An iron worker who was injured in a fall can’t collect workers’ compensation benefits since he tested positive for marijuana, according to the Mississippi Court of Appeals.
Because marijuana was found in his system immediately following the incident, the appeals court found his injury wasn’t compensable.
Fell 20 feet, struck a lift on the way down
Miles Meek was employed by Cheyenne Steel as a steel connector and iron worker. He constructed steel building frames by welding beams and columns together and “ran decking,” which involved welding together pieces of steel to form a floor and then pouring concrete over the decking.
Meek was responsible for using a crane to get his tools and supplies up the structure he was working on. He climbed the structures with the use of ladders or lifts. Using the lifts required him to straddle a beam like a horse as it was being elevated to the proper level.
On Dec. 13, 2018, Meek walked on a beam to run decking. For safety purposes, he was tied to a column at foot level. He tripped and fell 20 feet from the beam, striking a lift on the way down.
He was taken by ambulance to a nearby hospital with injuries to his right hip and shoulder, arms, groin and left wrist. While he was in the hospital, Meek was given a preliminary drug screen and tested positive for marijuana.
Company immediately begins to pay benefits
Cheyenne immediately began paying temporary total-disability and permanent partial-disability benefits. Meek’s doctors placed him on light-duty restrictions with a 25-pound lifting restriction on Oct. 21, 2019.
Meek claimed Cheyenne didn’t accommodate his restrictions. One of Cheyenne’s owners, Jason Hillier, testified the company attempted to accommodate Meek’s restrictions, but because he was “difficult” and said he couldn’t perform the work, it fired him in September or October 2020.
Neither party immediately aware of drug-test results
Meek filed a workers’ compensation claim on Aug. 6, 2019, which Cheyenne contested, arguing that since Meek was intoxicated on marijuana his injury wasn’t compensable.
In court before an administrative law judge, Meek said Cheyenne should’ve been barred from the intoxication defense because his drug-test results didn’t contain sufficient data to raise the presumption that his marijuana use caused his injury.

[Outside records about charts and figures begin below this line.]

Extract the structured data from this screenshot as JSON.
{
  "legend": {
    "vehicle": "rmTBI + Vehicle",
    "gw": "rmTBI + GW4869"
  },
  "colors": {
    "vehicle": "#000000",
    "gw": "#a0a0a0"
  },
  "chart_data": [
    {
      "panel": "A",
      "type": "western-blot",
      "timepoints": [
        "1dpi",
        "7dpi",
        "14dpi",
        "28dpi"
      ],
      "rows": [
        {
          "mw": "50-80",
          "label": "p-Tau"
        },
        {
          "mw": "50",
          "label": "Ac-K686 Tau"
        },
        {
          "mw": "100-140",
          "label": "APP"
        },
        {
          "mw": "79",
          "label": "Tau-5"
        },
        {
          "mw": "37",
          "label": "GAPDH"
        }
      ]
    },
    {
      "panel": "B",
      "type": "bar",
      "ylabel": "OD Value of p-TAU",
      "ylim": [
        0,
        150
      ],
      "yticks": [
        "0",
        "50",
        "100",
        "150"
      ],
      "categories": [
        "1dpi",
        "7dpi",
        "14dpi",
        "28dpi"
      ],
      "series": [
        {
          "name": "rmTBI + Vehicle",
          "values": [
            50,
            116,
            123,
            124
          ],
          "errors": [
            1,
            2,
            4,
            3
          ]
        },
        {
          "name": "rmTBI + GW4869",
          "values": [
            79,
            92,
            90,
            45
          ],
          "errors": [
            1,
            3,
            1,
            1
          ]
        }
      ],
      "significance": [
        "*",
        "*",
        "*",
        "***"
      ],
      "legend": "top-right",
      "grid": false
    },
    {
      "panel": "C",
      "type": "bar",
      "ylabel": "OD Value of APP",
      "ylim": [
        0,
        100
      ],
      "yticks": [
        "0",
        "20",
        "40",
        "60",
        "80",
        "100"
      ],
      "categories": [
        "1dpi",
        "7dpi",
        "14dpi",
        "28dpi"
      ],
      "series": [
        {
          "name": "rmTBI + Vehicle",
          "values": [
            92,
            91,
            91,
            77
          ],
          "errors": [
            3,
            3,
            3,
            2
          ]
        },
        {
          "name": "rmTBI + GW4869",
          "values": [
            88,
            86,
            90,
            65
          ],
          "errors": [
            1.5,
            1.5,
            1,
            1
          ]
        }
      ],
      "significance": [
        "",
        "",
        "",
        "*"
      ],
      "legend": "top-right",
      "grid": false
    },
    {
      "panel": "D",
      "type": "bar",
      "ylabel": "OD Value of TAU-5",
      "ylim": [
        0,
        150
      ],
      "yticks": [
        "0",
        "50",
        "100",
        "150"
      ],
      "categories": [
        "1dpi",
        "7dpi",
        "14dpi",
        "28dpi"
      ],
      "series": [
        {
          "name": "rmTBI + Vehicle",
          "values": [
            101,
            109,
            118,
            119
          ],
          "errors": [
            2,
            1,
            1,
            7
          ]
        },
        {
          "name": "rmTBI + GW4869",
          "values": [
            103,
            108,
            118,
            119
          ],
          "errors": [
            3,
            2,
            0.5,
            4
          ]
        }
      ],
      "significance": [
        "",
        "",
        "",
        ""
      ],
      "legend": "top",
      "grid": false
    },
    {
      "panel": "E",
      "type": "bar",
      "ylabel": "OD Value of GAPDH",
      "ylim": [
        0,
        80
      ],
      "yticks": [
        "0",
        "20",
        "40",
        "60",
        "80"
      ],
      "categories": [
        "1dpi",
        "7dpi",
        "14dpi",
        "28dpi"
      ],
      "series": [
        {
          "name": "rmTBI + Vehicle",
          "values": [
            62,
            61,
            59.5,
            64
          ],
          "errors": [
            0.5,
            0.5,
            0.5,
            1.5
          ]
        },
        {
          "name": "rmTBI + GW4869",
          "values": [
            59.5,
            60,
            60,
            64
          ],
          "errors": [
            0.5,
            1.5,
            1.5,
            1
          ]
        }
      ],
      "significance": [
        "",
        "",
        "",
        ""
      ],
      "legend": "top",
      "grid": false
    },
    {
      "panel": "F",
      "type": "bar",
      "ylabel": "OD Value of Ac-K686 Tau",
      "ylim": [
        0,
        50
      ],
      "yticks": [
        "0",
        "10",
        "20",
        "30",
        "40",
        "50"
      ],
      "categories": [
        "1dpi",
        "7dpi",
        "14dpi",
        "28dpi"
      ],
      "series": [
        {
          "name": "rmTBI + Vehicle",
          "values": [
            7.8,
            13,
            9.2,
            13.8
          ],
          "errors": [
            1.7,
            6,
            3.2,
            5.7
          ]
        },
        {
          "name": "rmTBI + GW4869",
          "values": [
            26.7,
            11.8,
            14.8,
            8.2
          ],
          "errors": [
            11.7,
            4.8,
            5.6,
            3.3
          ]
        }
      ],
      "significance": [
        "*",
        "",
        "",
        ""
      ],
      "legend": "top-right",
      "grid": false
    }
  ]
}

Cheyenne claimed it didn’t receive Meek’s drug-test results from the hospital until the summer of 2020 in response to a subpoena. The company argued that the positive test result and Meek’s admission of using marijuana in the past combined to support the presumption of intoxication.
Meek claimed he didn’t know he’d tested positive for marijuana while in the hospital, and that he couldn’t recall the last time he’d used marijuana before the incident. He testified that he’d been at a festival where he sat in a vehicle with someone who smoked marijuana, which may have “made him have that positive.” He also denied that he told his doctor he used marijuana to help with his pain.
Judge, workers’ comp commission dismiss claim
On Feb. 5, 2021, the judge found that Meek failed to rebut the presumption of intoxication and dismissed his workers’ compensation claim.
Meek then filed a petition for review with the full Mississippi Workers’ Compensation Commission (MWCC). The MWCC remanded the case back to the judge on June 20, 2021, but the judge failed to follow the MWCC’s orders, leading it to reverse the judge’s second order.
On appeal from the judge’s second order, the MWCC found that:
- Cheyenne had properly pled intoxication as an affirmative defense
- Meek presented no evidence that misled the judge or caused him to make any decisions to his detriment, and
- the fact that Cheyenne had paid some benefits didn’t prohibit the company from asserting an intoxication defense.
The MWCC went on to find that Meek’s intoxication was the proximate cause of the injury and dismissed his claim.
Appeals court: ‘Substantial evidence’ for intoxication defense
On appeal with the Mississippi Court of Appeals, the court found that Cheyenne had acted appropriately in its response to Meek and his injury.
Cheyenne testified that it was initially unaware of the results of Meek’s drug test, and according to state law, it had no choice but to pay workers’ compensation benefits for the injury, the court said. The company also claimed it attempted to accommodate Meek when he returned to work, before it was aware of the positive marijuana test.
The appeals court found there was substantial evidence proving Cheyenne’s intoxication defense and it upheld the MWCC’s denial of Meek’s claim.